The economy has seen healthy growth, with the labor market not only recovering but thriving. This has led to higher real wages, improved consumer purchasing power, and further consumption and economic growth. The strength of the job market was especially evident in the robust January jobs report, which presents a challenge in controlling inflation during such economic vitality.

The central bank is also concerned about inflation in service prices, partly due to a tight labor market in sectors like healthcare, leisure, hospitality, and construction. This has resulted in higher costs for services, from dining out to personal care and insurance, with service prices excluding energy rising by 5.4% from the previous year. This “cost-push inflation” is less responsive to interest rate changes, influenced by factors such as significant labor agreements, minimum wage increases, and slow productivity growth.

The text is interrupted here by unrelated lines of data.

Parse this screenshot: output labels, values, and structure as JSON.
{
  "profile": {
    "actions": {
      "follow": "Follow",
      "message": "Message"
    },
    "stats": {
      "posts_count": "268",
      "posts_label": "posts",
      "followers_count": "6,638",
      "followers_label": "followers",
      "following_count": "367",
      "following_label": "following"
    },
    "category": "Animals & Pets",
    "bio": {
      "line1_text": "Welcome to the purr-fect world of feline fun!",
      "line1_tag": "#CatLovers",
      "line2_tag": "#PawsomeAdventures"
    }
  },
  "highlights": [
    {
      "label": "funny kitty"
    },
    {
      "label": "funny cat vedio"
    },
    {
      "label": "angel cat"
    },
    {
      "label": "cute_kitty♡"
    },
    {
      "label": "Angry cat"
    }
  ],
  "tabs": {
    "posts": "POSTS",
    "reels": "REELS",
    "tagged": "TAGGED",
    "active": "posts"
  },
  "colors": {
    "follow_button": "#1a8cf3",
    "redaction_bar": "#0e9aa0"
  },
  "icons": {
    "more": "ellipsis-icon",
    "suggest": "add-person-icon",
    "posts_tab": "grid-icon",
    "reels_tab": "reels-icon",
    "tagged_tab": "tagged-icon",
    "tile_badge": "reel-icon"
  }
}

The reduction in inflation, helped by falling energy prices, may not persist, complicating the challenge of achieving the 2% inflation target. If goods prices do not continue to fall, reaching the target becomes more difficult. Conflicts in regions like the Middle East could further impact supply chains and prices, adding to the complexity of stabilizing inflation.

The Federal Reserve faces a challenging task in balancing economic growth and employment while trying to control inflation. A careful and nuanced approach may be necessary, potentially delaying interest rate cuts until there is clear evidence that inflation is consistently moving towards the target. Following the release of the latest inflation report, the likelihood of a rate cut at the May 1 Federal Open Market Committee (FOMC) meeting has decreased to 36% from over 50%.